The assessee is engaged in the business of manufacture and sale of polished diamonds. The assessee entered into an international transaction with a Belgian Entity by name Blue Gems BVBA. The Assessing Officer (AO) was of the view that the said entity would qualify to be Associated Enterprises (AEs) on the ground that the assessee and Blue Gems BVBA were controlled by the same family and the assessee made substantial purchases from Blue Gems BVBA. Considering them to be AEs, an Arm’s Length Price (ALP) adjustment was made. The CIT(A) deleted the ALP adjustment but did not adjudicate on the primary question of whether the two entities can be termed as AEs at all.
Hon’ble Tribunal found the approach of the Ld. CIT(A) to be incorrect holding that the first thing that needs to be adjudicated upon is whether or not the two entities can be considered to be AEs. In the facts of the present case, the AO had invoked clause (j) of Section 92A(2) wherein two enterprises are given to be associated enterprises if one enterprise is controlled by an individual, the other enterprise is also controlled by such individual or his relative or jointly by such individual and relative of such individual.

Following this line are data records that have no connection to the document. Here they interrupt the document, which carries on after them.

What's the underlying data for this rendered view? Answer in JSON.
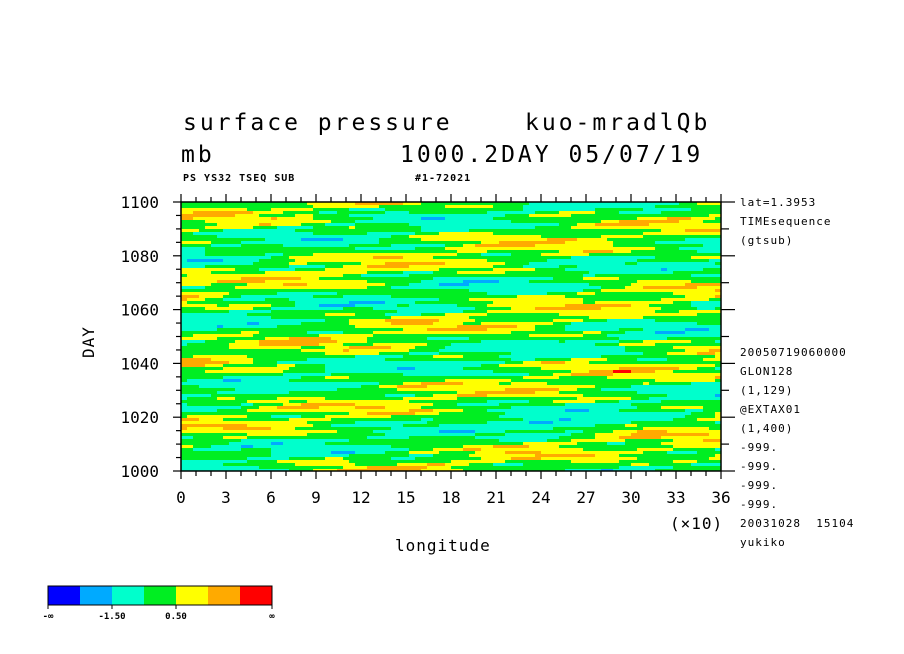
{
  "header": {
    "title_left": "surface pressure",
    "title_right": "kuo-mradlQb",
    "units": "mb",
    "run_info": "1000.2DAY 05/07/19",
    "sub_left": "PS YS32 TSEQ SUB",
    "sub_right": "#1-72021"
  },
  "side_info": {
    "top": [
      "lat=1.3953",
      "TIMEsequence",
      "(gtsub)"
    ],
    "bottom": [
      "20050719060000",
      "GLON128",
      "(1,129)",
      "@EXTAX01",
      "(1,400)",
      "-999.",
      "-999.",
      "-999.",
      "-999.",
      "20031028  15104",
      "yukiko"
    ]
  },
  "colorbar": {
    "colors": [
      "#0000ff",
      "#00aaff",
      "#00ffcc",
      "#00ee22",
      "#ffff00",
      "#ffaa00",
      "#ff0000"
    ],
    "labels": [
      "-∞",
      "-1.50",
      "0.50",
      "∞"
    ]
  },
  "chart_data": {
    "type": "heatmap",
    "xlabel": "longitude",
    "ylabel": "DAY",
    "x_multiplier": "(×10)",
    "xlim": [
      0,
      36
    ],
    "ylim": [
      1000,
      1100
    ],
    "x_ticks": [
      "0",
      "3",
      "6",
      "9",
      "12",
      "15",
      "18",
      "21",
      "24",
      "27",
      "30",
      "33",
      "36"
    ],
    "y_ticks": [
      "1000",
      "1020",
      "1040",
      "1060",
      "1080",
      "1100"
    ],
    "color_levels": [
      "-∞",
      "-1.50",
      "0.50",
      "∞"
    ],
    "features": [
      {
        "x": 8,
        "y": 1055,
        "level": "high"
      },
      {
        "x": 19,
        "y": 1044,
        "level": "high"
      },
      {
        "x": 16,
        "y": 1021,
        "level": "high"
      },
      {
        "x": 27,
        "y": 1054,
        "level": "low"
      },
      {
        "x": 13,
        "y": 1093,
        "level": "low"
      },
      {
        "x": 25,
        "y": 1082,
        "level": "high"
      },
      {
        "x": 3,
        "y": 1011,
        "level": "high"
      }
    ]
  }
}
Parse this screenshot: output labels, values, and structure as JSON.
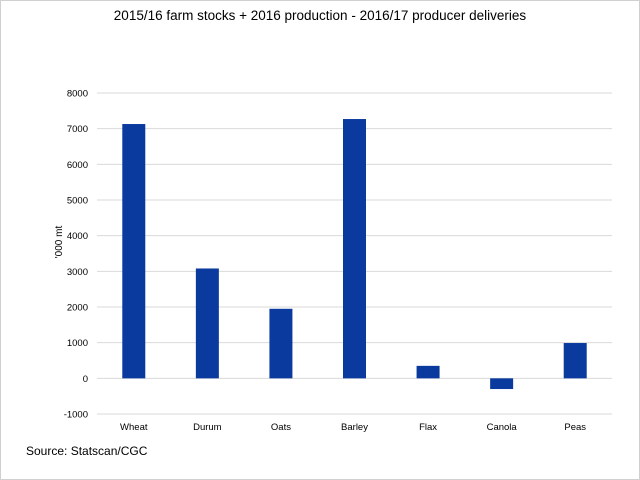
{
  "chart_data": {
    "type": "bar",
    "title": "2015/16 farm stocks + 2016 production - 2016/17 producer deliveries",
    "xlabel": "",
    "ylabel": "'000 mt",
    "categories": [
      "Wheat",
      "Durum",
      "Oats",
      "Barley",
      "Flax",
      "Canola",
      "Peas"
    ],
    "values": [
      7130,
      3080,
      1950,
      7270,
      350,
      -300,
      990
    ],
    "ylim": [
      -1000,
      8000
    ],
    "yticks": [
      -1000,
      0,
      1000,
      2000,
      3000,
      4000,
      5000,
      6000,
      7000,
      8000
    ],
    "grid": true,
    "legend": "none",
    "bar_color": "#0A3A9E",
    "grid_color": "#d9d9d9",
    "source": "Source: Statscan/CGC"
  }
}
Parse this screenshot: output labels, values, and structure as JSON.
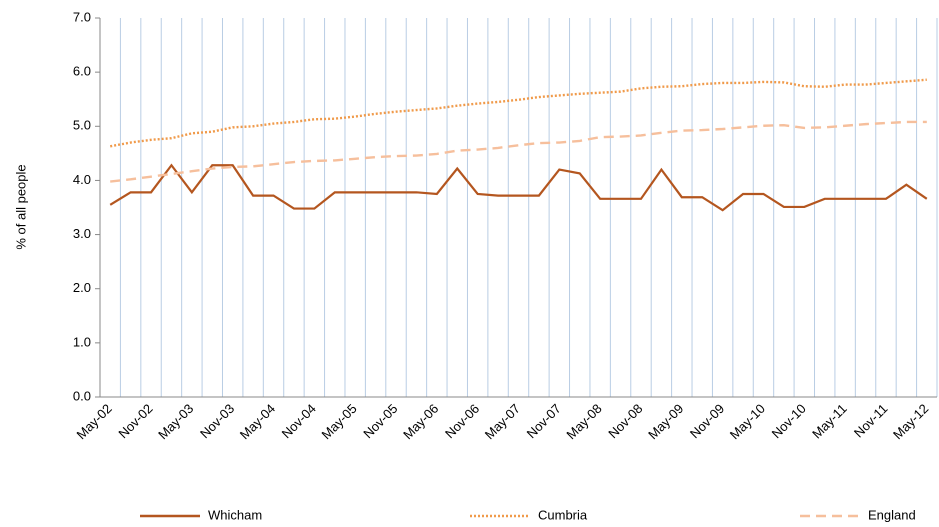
{
  "chart_data": {
    "type": "line",
    "ylabel": "% of all people",
    "categories": [
      "May-02",
      null,
      "Nov-02",
      null,
      "May-03",
      null,
      "Nov-03",
      null,
      "May-04",
      null,
      "Nov-04",
      null,
      "May-05",
      null,
      "Nov-05",
      null,
      "May-06",
      null,
      "Nov-06",
      null,
      "May-07",
      null,
      "Nov-07",
      null,
      "May-08",
      null,
      "Nov-08",
      null,
      "May-09",
      null,
      "Nov-09",
      null,
      "May-10",
      null,
      "Nov-10",
      null,
      "May-11",
      null,
      "Nov-11",
      null,
      "May-12"
    ],
    "series": [
      {
        "name": "Whicham",
        "color": "#b4561f",
        "dash": "solid",
        "values": [
          3.55,
          3.78,
          3.78,
          4.28,
          3.78,
          4.28,
          4.28,
          3.72,
          3.72,
          3.48,
          3.48,
          3.78,
          3.78,
          3.78,
          3.78,
          3.78,
          3.75,
          4.22,
          3.75,
          3.72,
          3.72,
          3.72,
          4.2,
          4.13,
          3.66,
          3.66,
          3.66,
          4.2,
          3.69,
          3.69,
          3.45,
          3.75,
          3.75,
          3.51,
          3.51,
          3.66,
          3.66,
          3.66,
          3.66,
          3.92,
          3.66
        ]
      },
      {
        "name": "Cumbria",
        "color": "#f09a4a",
        "dash": "dotted",
        "values": [
          4.63,
          4.7,
          4.75,
          4.78,
          4.87,
          4.9,
          4.98,
          5.0,
          5.05,
          5.08,
          5.13,
          5.14,
          5.18,
          5.23,
          5.27,
          5.3,
          5.33,
          5.38,
          5.42,
          5.45,
          5.49,
          5.54,
          5.57,
          5.6,
          5.62,
          5.64,
          5.7,
          5.73,
          5.74,
          5.78,
          5.8,
          5.8,
          5.82,
          5.81,
          5.74,
          5.73,
          5.77,
          5.77,
          5.8,
          5.83,
          5.86
        ]
      },
      {
        "name": "England",
        "color": "#f6bf9c",
        "dash": "dashed",
        "values": [
          3.98,
          4.02,
          4.07,
          4.12,
          4.17,
          4.22,
          4.25,
          4.26,
          4.3,
          4.34,
          4.36,
          4.37,
          4.4,
          4.43,
          4.45,
          4.46,
          4.49,
          4.55,
          4.57,
          4.6,
          4.65,
          4.69,
          4.7,
          4.73,
          4.8,
          4.81,
          4.83,
          4.88,
          4.92,
          4.93,
          4.95,
          4.98,
          5.01,
          5.02,
          4.97,
          4.98,
          5.01,
          5.04,
          5.06,
          5.08,
          5.08
        ]
      }
    ],
    "ylim": [
      0,
      7
    ],
    "yticks": [
      {
        "value": 0,
        "label": "0.0"
      },
      {
        "value": 1,
        "label": "1.0"
      },
      {
        "value": 2,
        "label": "2.0"
      },
      {
        "value": 3,
        "label": "3.0"
      },
      {
        "value": 4,
        "label": "4.0"
      },
      {
        "value": 5,
        "label": "5.0"
      },
      {
        "value": 6,
        "label": "6.0"
      },
      {
        "value": 7,
        "label": "7.0"
      }
    ],
    "xgrid": true,
    "grid_color": "#b9cde4",
    "legend": "bottom"
  }
}
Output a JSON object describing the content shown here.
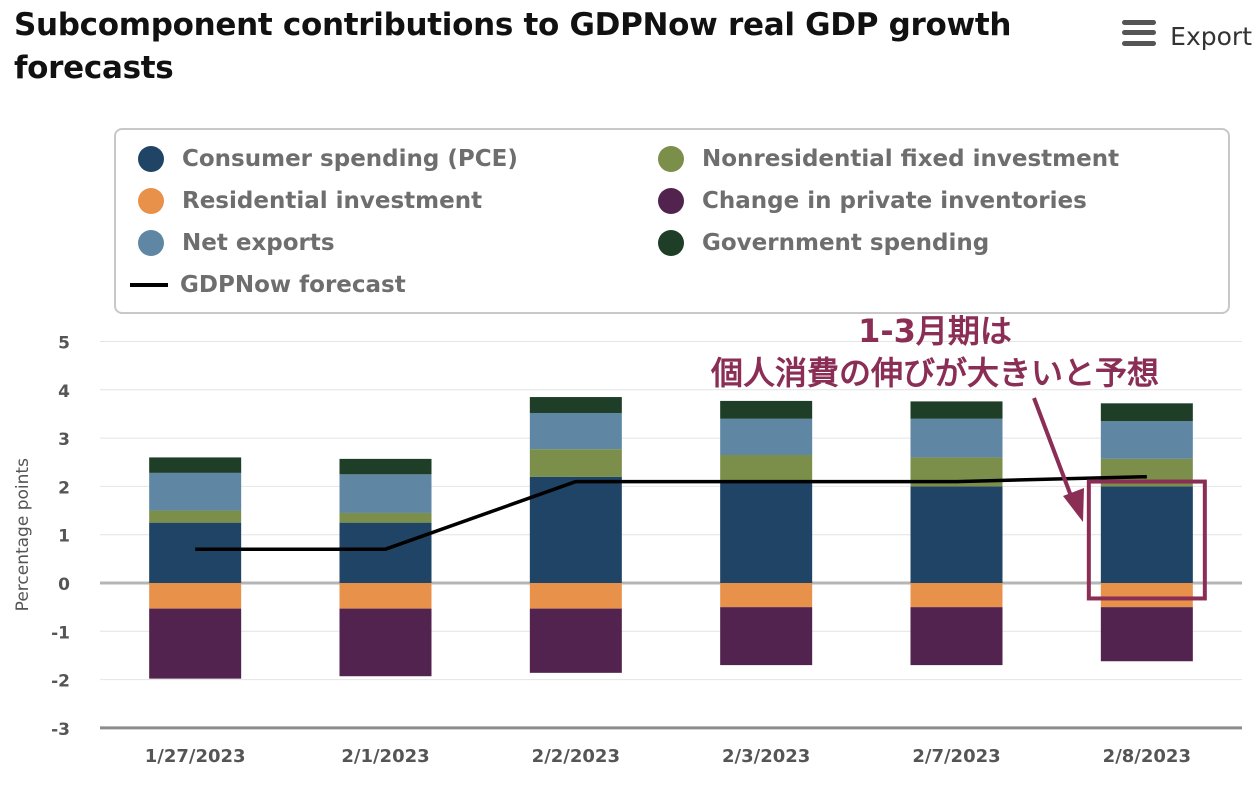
{
  "title": "Subcomponent contributions to GDPNow real GDP growth forecasts",
  "export": {
    "menu_icon": "hamburger-menu-icon",
    "label": "Export"
  },
  "legend": [
    {
      "name": "Consumer spending (PCE)",
      "color": "#1f4465",
      "symbol": "circle"
    },
    {
      "name": "Nonresidential fixed investment",
      "color": "#7c8f4a",
      "symbol": "circle"
    },
    {
      "name": "Residential investment",
      "color": "#e8914a",
      "symbol": "circle"
    },
    {
      "name": "Change in private inventories",
      "color": "#52234e",
      "symbol": "circle"
    },
    {
      "name": "Net exports",
      "color": "#5f87a4",
      "symbol": "circle"
    },
    {
      "name": "Government spending",
      "color": "#1e3e28",
      "symbol": "circle"
    },
    {
      "name": "GDPNow forecast",
      "color": "#000000",
      "symbol": "line"
    }
  ],
  "annotation": {
    "line1": "1-3月期は",
    "line2": "個人消費の伸びが大きいと予想",
    "color": "#8b2e55"
  },
  "chart_data": {
    "type": "bar",
    "stacked": true,
    "categories": [
      "1/27/2023",
      "2/1/2023",
      "2/2/2023",
      "2/3/2023",
      "2/7/2023",
      "2/8/2023"
    ],
    "ylabel": "Percentage points",
    "ylim": [
      -3,
      5
    ],
    "yticks": [
      5,
      4,
      3,
      2,
      1,
      0,
      -1,
      -2,
      -3
    ],
    "series": [
      {
        "name": "Consumer spending (PCE)",
        "color": "#1f4465",
        "values": [
          1.25,
          1.25,
          2.2,
          2.1,
          2.0,
          2.0
        ]
      },
      {
        "name": "Nonresidential fixed investment",
        "color": "#7c8f4a",
        "values": [
          0.25,
          0.2,
          0.57,
          0.55,
          0.6,
          0.57
        ]
      },
      {
        "name": "Net exports",
        "color": "#5f87a4",
        "values": [
          0.78,
          0.8,
          0.75,
          0.75,
          0.8,
          0.78
        ]
      },
      {
        "name": "Government spending",
        "color": "#1e3e28",
        "values": [
          0.32,
          0.32,
          0.33,
          0.37,
          0.36,
          0.37
        ]
      },
      {
        "name": "Residential investment",
        "color": "#e8914a",
        "values": [
          -0.53,
          -0.53,
          -0.53,
          -0.5,
          -0.5,
          -0.5
        ]
      },
      {
        "name": "Change in private inventories",
        "color": "#52234e",
        "values": [
          -1.45,
          -1.4,
          -1.33,
          -1.2,
          -1.2,
          -1.12
        ]
      }
    ],
    "line": {
      "name": "GDPNow forecast",
      "color": "#000000",
      "values": [
        0.7,
        0.7,
        2.1,
        2.1,
        2.1,
        2.2
      ]
    },
    "grid": true,
    "legend_position": "top"
  }
}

The ITAT opined that the assesse (Veer Gems) being a partnership concern could not be controlled by ‘an individual’. Referring to the Memorandum explaining the provisions of the Finance Bill, 20002 the Tribunal held that Section 92A(2) provides exhaustive illustrations for the purposes of sub-section (1). The Hon’ble Tribunal observed that sub-section (1) and sub-section (2) have to be read together and that if a form of participation in management and control is not recognized by sub-section (2), even if it results in defacto or dejure participation in management, capital or control, it would not result in the two enterprises being treated as associated enterprises.